FUTURES AND PRECIOUS METALS
§ 21.31. Commodity futures and gold and silver transactions.
(a) An institution may enter into transactions involving commodity futures or gold or silver coin or bullion solely on behalf of customers, upon formal written agreements with customers to purchase or sell for their accounts these items. In no event may an institution engage in these transactions for its own account, except in extensions of credit in the form of repurchase agreements covering silver coin or bullion in the ordinary course of business.
(b) An institution may enter into an agreement with a supplier of gold or silver coin or bullion whereby the institution acts as agent for the supplier and accepts such metals, in whatever form, upon either a consignment basis or for delivery within a few days after a specific order is received, with no right or title to the metals or proceeds from sale thereof, except agents commission. An institution may not purchase gold or silver from a customer except as the agent of such a supplier. An institution shall determine whether its blanket bond covers gold or silver in its possession or whether separate insurance is necessary.
(c) An institution may not take pledges of commodity futures or gold or silver coin or bullion as collateral security for a loan unless the market value of such pledged asset at all times is not less than 120% of the value of the loan.
(d) An institution shall disclose to customers proposing to enter into the aforementioned transactions the general risks that are inherent therein, as well as the expenses customarily charged in connection with the transactions. An institution shall disclose that these markets are volatile, that there is a possibility that a loss will be incurred, that such investments provide no yield or interest, and that if bullion is not left for safekeeping with the institution, the customer may incur a substantial charge for authentication of the bullion at the time of sale. In all sales or purchases of gold or silver made by an institution under this section, the institution shall disclose that it is acting as agent of a supplier and the identity of the supplier.
The provisions of this § 21.31 adopted July 18, 1975, 5 Pa.B. 1840, amended April 28, 1978 8 Pa.B. 1190. Immediately preceding text appears at serial page (23475).
§ 21.41. Acceptances.
An institution may accept drafts drawn upon it, under the provisions set forth in section 308(a) of the Banking Code of 1965 (7 P. S. § 308(a)), having not more than 270 days sight to run from the time of acceptance.
The provisions of this § 21.41 adopted April 14, 1978, 8 Pa.B. 1101.
§ 21.51. Executive officer.
(a) For purposes of sections 1414 and 1415 of the Banking Code of 1965 (7 P. S. § § 1414 and 1415), an executive officer of an institution or affiliate is defined as a person who participates or has authority to participate in major policymaking functions of the institution or affiliate, whether or not such person has an official title, has a title which designates such person an assistant, or is serving without salary or other compensation.
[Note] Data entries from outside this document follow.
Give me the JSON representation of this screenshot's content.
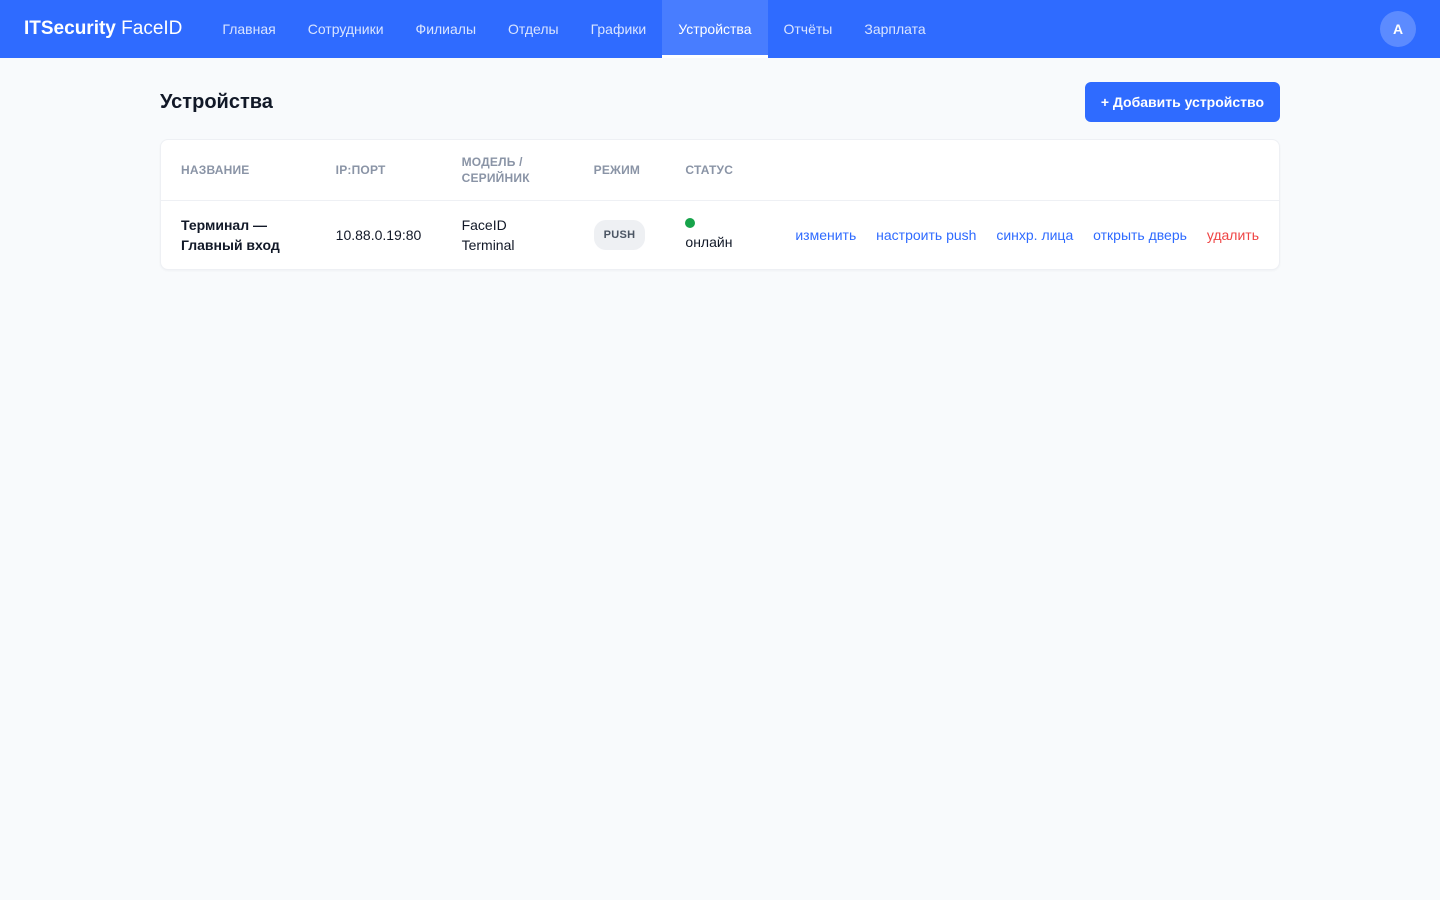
{
  "header": {
    "brand_strong": "ITSecurity",
    "brand_rest": "FaceID",
    "nav": [
      {
        "label": "Главная"
      },
      {
        "label": "Сотрудники"
      },
      {
        "label": "Филиалы"
      },
      {
        "label": "Отделы"
      },
      {
        "label": "Графики"
      },
      {
        "label": "Устройства",
        "active": true
      },
      {
        "label": "Отчёты"
      },
      {
        "label": "Зарплата"
      }
    ],
    "avatar_initial": "A"
  },
  "page": {
    "title": "Устройства",
    "add_button_label": "+ Добавить устройство"
  },
  "table": {
    "columns": [
      "Название",
      "IP:порт",
      "Модель / серийник",
      "Режим",
      "Статус"
    ],
    "rows": [
      {
        "name": "Терминал — Главный вход",
        "ip_port": "10.88.0.19:80",
        "model": "FaceID Terminal",
        "mode": "PUSH",
        "status": "онлайн",
        "actions": {
          "edit": "изменить",
          "configure_push": "настроить push",
          "sync_faces": "синхр. лица",
          "open_door": "открыть дверь",
          "delete": "удалить"
        }
      }
    ]
  },
  "colors": {
    "primary": "#2f6bff",
    "online": "#16a34a",
    "danger": "#ef4444"
  }
}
The chairman of the board, the president, every vice president, the cashier, the secretary, and the treasurer of the institution or affiliate is considered an executive officer unless any such person is excluded by resolution of a board of directors or by the bylaws of the institution or affiliate from participation in major policymaking functions of the institution or affiliate and such person does not actually so participate.
(b) A director or trustee of an institution or affiliate, when acting solely in the capacity of a director or trustee, is not an executive officer for purposes of sections 1414 and 1415 of the Banking Code of 1965 (7 P. S. § § 1414 and 1415).
The provisions of this § 21.51 issued under section 1414 of the Banking Code of 1965 (7 P. S. § 1414).
The provisions of this § 21.51 adopted August 1, 1980, effective August 2, 1980, 10 Pa.B. 3185; amended March 11, 1983, effective March 12, 1983, 13 Pa.B. 972. Immediately preceding text appears at serial page (53077).
INSURANCE AND ANNUITIES
§ 21.61. [Reserved].
The provisions of this § 21.61 adopted December 13, 1996, effective December 14, 1996, 26 Pa.B. 5991; reserved June 11, 1999, effective June 12, 1999, 29 Pa.B. 3000. Immediately preceding text appears at serial page (223201).